In many organizations, engineers and security managers may have already implemented encryption techniques to protect data. Send out a questionnaire to determine if encryption is already being used. The sample matrix below provides different questions for different technology units.

IT area Question
Security Management Is there an encryption policy in place
Is there a key management plan in place
Database Are we encrypting the sensitive columns in our database?
Are the backups being stored in the clear or encrypted .
Networking Are we using VPN technologies for site to site connections
Are internal links being encrypted
Mobile Are mobile devices protected via an enterprise mobility management technology
Is containerization being used
Desktop/server management Are we using any of the following Full disk encryption
Encrypting file system
File or folder encryption
Backup management Are our backup archives being encrypted
Cloud Computing Are we using encrypted storage
Do we encrypt our data before uploading to the cloud
Cloud Computing Are we using encrypted storage
Do we encrypt our data before uploading to the cloud
Remote access Are we enforcing encryption between the client and the server
Virtual machine management Are we encrypting our virtual machines
Messaging Do we encrypt the email messages we send
USB Keys Are we using storage media that is encrypted by default

Compile the responses from the questionnaire to determine how and where encryption is being used. Next, if encryption is being used, verify it meets the standards set within the organizational policy. If encryption is not being used for sensitive data, develop a plan to implement the encryption technologies as defined by the enterprise encryption policy.
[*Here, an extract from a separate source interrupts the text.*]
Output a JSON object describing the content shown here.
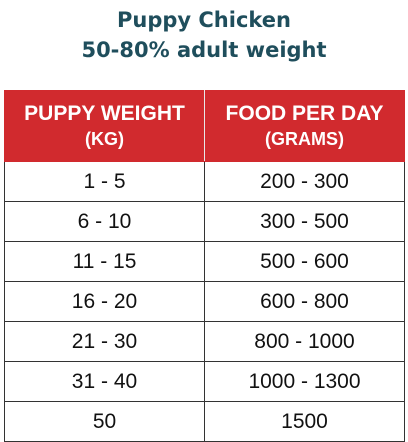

Once the encryption technologies have been put in place, conduct periodic internal assessments to ensure the encryption standards are being implemented and used in accordance with policy.


When properly implemented, encryption is a remarkably powerful security tool that drastically reduces risk and liability. However, encryption technologies must be implemented consistently across the organization to achieve maximum effectiveness. By setting clear standards and operating procedures through an enterprise encryption policy, organizations can reap all of the benefits of strong data protection and protect themselves against needless financial losses due to data breaches.